Moving was a rite of passage for Methodist preacher’s kids, a dizzying launch into the unknown, a vast flight of fortitude, courage and resilience. The summer before my senior year, my family moved from Marietta to Dunwoody, both suburbs of Atlanta, but one contained people I knew and the other didn’t. Asking a 17-year-old to make new friends is like asking him to enter a cave filled with Sleestak. I looked in terror through the portal and refused to go. My parents let me stay behind and live with my best buddy, the other Greg, until school started in the fall. Even on my side of the portal, life that summer was an adventure, mostly fueled by minimum wage, low octane and Tang.
I rose early each morning before the chickens, the sun and most other teenagers (at least the ones I knew) and chugged down a glass of Miss Cecile’s orange Tang on the way out the door. I swiftly boarded my 1976 Toyota Celica GT then blasted off toward the interstate and my grown-up sign-making, silk-screening, art department job. Already, my vitamin-filled stomach ached for lunchtime, when my boss would say, “Come on Wormy, let’s grab a bite to eat.” If Tang could help astronauts orbit the earth, surely it would help me circumnavigate Atlanta on the Perimeter.

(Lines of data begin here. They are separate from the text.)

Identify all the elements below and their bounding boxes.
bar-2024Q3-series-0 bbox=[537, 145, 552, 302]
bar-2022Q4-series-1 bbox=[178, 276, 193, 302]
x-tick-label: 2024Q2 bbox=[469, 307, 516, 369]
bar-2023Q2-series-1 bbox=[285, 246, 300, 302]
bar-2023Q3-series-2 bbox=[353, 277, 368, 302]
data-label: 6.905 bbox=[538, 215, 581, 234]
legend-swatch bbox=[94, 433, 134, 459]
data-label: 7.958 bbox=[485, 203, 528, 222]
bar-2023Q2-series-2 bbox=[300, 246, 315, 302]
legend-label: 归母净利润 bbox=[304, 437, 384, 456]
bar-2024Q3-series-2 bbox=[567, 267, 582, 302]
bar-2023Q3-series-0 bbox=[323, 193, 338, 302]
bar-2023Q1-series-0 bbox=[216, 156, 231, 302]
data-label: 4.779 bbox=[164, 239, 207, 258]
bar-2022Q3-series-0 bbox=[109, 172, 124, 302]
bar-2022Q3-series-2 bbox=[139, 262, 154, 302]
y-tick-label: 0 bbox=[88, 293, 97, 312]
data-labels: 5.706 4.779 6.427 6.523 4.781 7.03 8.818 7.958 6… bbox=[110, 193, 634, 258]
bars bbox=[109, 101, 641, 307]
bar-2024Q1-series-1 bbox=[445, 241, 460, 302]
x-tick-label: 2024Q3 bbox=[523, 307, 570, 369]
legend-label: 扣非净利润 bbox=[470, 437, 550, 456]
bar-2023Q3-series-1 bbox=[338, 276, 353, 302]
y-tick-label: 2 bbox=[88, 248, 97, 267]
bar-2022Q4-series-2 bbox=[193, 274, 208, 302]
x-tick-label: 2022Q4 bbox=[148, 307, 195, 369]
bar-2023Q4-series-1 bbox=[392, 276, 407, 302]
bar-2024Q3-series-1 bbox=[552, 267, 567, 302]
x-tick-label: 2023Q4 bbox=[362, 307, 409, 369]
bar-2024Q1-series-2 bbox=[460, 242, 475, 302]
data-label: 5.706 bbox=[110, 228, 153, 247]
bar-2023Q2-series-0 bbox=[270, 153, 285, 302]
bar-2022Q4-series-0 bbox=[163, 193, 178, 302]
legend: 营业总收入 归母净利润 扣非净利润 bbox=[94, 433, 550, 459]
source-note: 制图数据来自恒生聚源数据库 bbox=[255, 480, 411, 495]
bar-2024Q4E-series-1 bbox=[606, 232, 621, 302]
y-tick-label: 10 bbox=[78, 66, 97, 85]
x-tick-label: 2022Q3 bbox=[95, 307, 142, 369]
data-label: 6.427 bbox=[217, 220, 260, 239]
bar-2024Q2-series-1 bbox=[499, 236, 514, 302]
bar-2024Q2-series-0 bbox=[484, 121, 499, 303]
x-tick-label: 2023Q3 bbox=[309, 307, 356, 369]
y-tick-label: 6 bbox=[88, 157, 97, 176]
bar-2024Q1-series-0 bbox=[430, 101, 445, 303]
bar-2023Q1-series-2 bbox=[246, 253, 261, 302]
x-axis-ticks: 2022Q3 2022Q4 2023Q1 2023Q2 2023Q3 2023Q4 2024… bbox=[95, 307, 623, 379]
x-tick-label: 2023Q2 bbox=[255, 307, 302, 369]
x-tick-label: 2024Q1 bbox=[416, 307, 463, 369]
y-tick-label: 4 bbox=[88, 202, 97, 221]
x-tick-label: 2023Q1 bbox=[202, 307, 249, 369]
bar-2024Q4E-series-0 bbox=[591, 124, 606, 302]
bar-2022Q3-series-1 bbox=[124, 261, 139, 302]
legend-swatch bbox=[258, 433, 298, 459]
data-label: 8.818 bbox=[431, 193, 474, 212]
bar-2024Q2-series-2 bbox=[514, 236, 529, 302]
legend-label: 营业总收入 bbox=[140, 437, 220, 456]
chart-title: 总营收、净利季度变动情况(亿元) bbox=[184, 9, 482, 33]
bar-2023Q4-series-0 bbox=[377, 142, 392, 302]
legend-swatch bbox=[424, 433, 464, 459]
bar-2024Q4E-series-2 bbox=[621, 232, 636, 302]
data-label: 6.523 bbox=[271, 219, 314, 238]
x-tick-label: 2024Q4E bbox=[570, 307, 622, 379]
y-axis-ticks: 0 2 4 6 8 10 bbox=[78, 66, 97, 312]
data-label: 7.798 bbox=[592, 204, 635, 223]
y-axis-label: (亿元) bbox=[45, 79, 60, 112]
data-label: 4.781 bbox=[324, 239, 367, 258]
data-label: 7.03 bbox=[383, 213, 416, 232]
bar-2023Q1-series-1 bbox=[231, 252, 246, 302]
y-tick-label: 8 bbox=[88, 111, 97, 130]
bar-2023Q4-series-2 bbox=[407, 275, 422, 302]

I learned a lot that summer. I discovered that the space between boyhood and manhood was a world unto itself, a world of firsts and lasts. I learned that family extended far beyond the reach of parents and sisters and that work was not just about work. And Tang? Well, while Tang didn’t make me smart, courageous and strong like an astronaut, it did seem to make my Celica go faster.